KAB-Diashow CETA&TTIP Demo in Stuttgart

Rede von Peter Niedergesäss

Ein bunter Demonstrationszug schlängelte sich am Samstag, 17. September durch Stuttgart.

Ein bunter Demonstrationszug schlängelte sich am Samstag durch Stuttgart. ‎40 000 Menschen demonstrierten gut gelaunt und friedlich gegen die Freihandelsabkommen CETA, TTIP und TISA. Nach der Auftaktkundgebung am Mittag startete der Demonstrationszug vom Hauptbahnhof über Rotebühlplatz und Charlottenplatz zurück zum Arnulf-Klett-Platz vor dem Stuttgarter Hauptbahnhof. Der Zug wurde begleitet von einem vielfältigen Kulturprogramm - Straßentheater, Bands, Trommler sowie Künstlerinnen und Künstlern. Die letzten Demonstrierenden gingen los, als die Spitze des Zuges bereits den Charlottenplatz erreicht hatte.

„Die weit über unseren Erwartungen liegende, hohe Teilnehmerzahl zeigt deutlich, wie stark die Ablehnung der Freihandelsabkommen ist“, resümierten Peter Niedergesäss von der Katholischen Arbeitnehmer-Bewegung (KAB), als Vertreter der Organisatoren.

. „Die Demo ist ein Spiegelbild der Gesellschaft, unterschiedlichste Bevölkerungsgruppen sind in Stuttgart heute gemeinsam auf die Straße gegangen“, freut sich Bernadette Schwarz, Vorsitzenden im Bezirk Bodensee.

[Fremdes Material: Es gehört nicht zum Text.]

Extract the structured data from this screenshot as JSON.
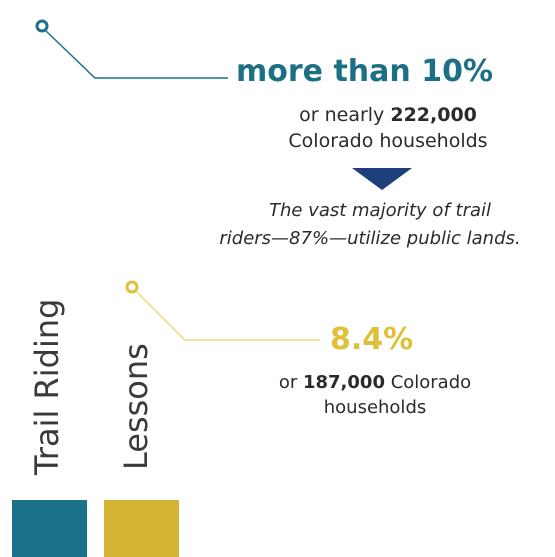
{
  "colors": {
    "teal": "#1b7189",
    "teal_text": "#1d6f86",
    "navy": "#1d3f7a",
    "gold": "#e0bf3a",
    "gold_line": "#f0dc7a"
  },
  "trail_riding": {
    "label": "Trail Riding",
    "headline": "more than 10%",
    "line1_prefix": "or nearly ",
    "line1_number": "222,000",
    "line2": "Colorado households",
    "note_line1": "The vast majority of trail",
    "note_line2": "riders—87%—utilize public lands."
  },
  "lessons": {
    "label": "Lessons",
    "headline": "8.4%",
    "line1_prefix": "or ",
    "line1_number": "187,000",
    "line1_suffix": " Colorado",
    "line2": "households"
  }
}
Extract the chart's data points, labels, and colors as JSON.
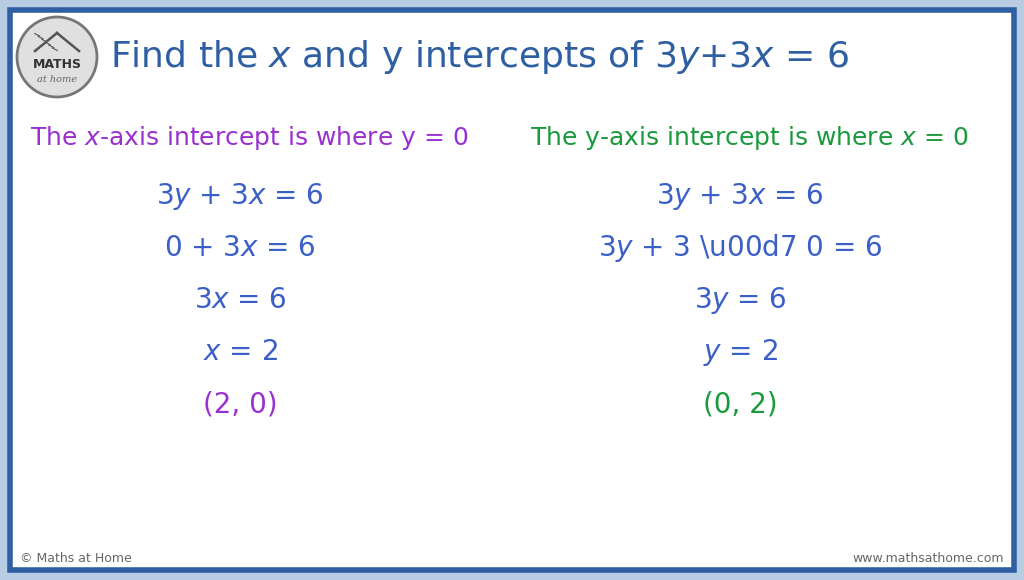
{
  "bg_outer": "#b8cce4",
  "bg_inner": "#ffffff",
  "border_color": "#2e5fa3",
  "title_color": "#2e5fa3",
  "purple_color": "#9b30d0",
  "green_color": "#1a9a3c",
  "blue_color": "#3a5fc8",
  "footer_left": "© Maths at Home",
  "footer_right": "www.mathsathome.com",
  "figsize": [
    10.24,
    5.8
  ],
  "dpi": 100
}
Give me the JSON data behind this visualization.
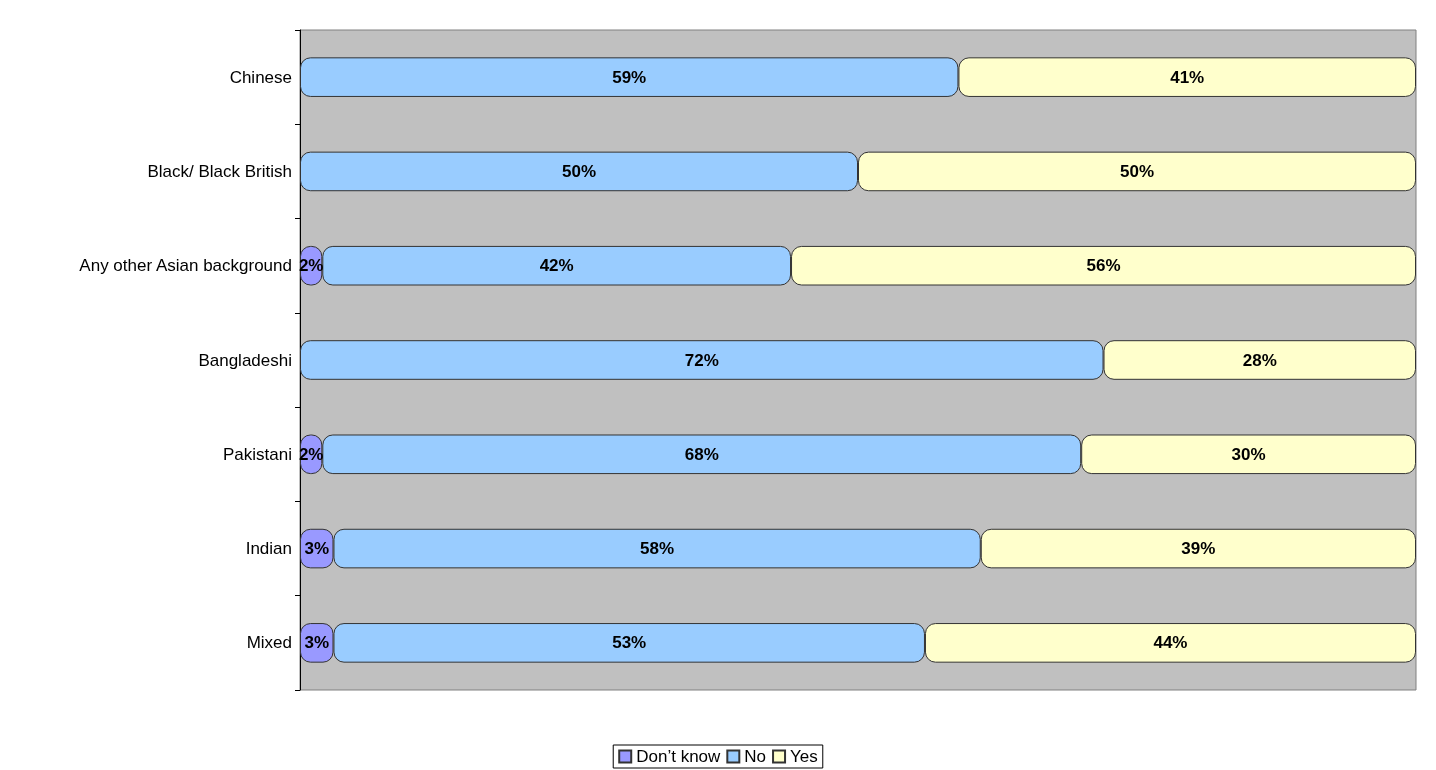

KAB-Diözesansekretär Niedergesäss betonte bei seiner Rede vor den Demonstranten: „Mit den geplanten Freihandelsabkommen werden demokratisch errungene soziale Standards auf dem Altar des Handels geopfert. Die KAB kämpft für Handelsverträge, die ethischen Grundsätzen Stand halten, die den Schwächsten und Armen eine Chance für ein gutes Leben ermöglichen, statt weiterhin die Gesellschaft zu spalten.“

Für die evangelischen Landeskirchen in Baden und Württemberg und für die Erzdiözese Freiburg und die Diözese Rottenburg-Stuttgart der katholischen Kirche sagte Prof. Dr. Jochen Cornelius-Bundschuh, Landesbischof der Evangelischen Landeskirche in Baden: „Es geht uns nicht in erster Linie um ein Nein. Unsere Vision geht weiter: Wir wollen Globalisierung gerechter gestalten! ‎Wir treten für einen Handel ein, der fair, nachhaltig und partnerschaftlich ist. Wir fordern als Kirchen und Entwicklungshilfeorganisationen, dass sich gerade das wirtschaftliche Handeln an Gerechtigkeit und Nächstenliebe orientiert. Alles andere ist nicht enkeltauglich!“

Bundesweit haben 320.000 Menschen an sieben Demonstrationen teilgenommen. In Stuttgart hatte ein breites gesellschaftliches Bündnis Bürgerinnen und Bürger in Baden-Württemberg zum Protest aufgerufen. Die Organisatoren der Stuttgarter Demo fordern den sofortigen Stopp der Verhandlungen zu TTIP und die Aussetzung der Ratifizierung von CETA.

Das Bündnis in Baden-Württemberg umfasst Umweltschutzverbände, Gewerkschaften, Wohlfahrts- und Sozialverbände wie die Katholische Arbeitnehmer-Bewegung, kultur-, demokratie-, entwicklungspolitische und globalisierungskritische Organisationen, Initiativen für Verbraucherschutz und nachhaltige Landwirtschaft sowie die katholischen und evangelischen Kirchen.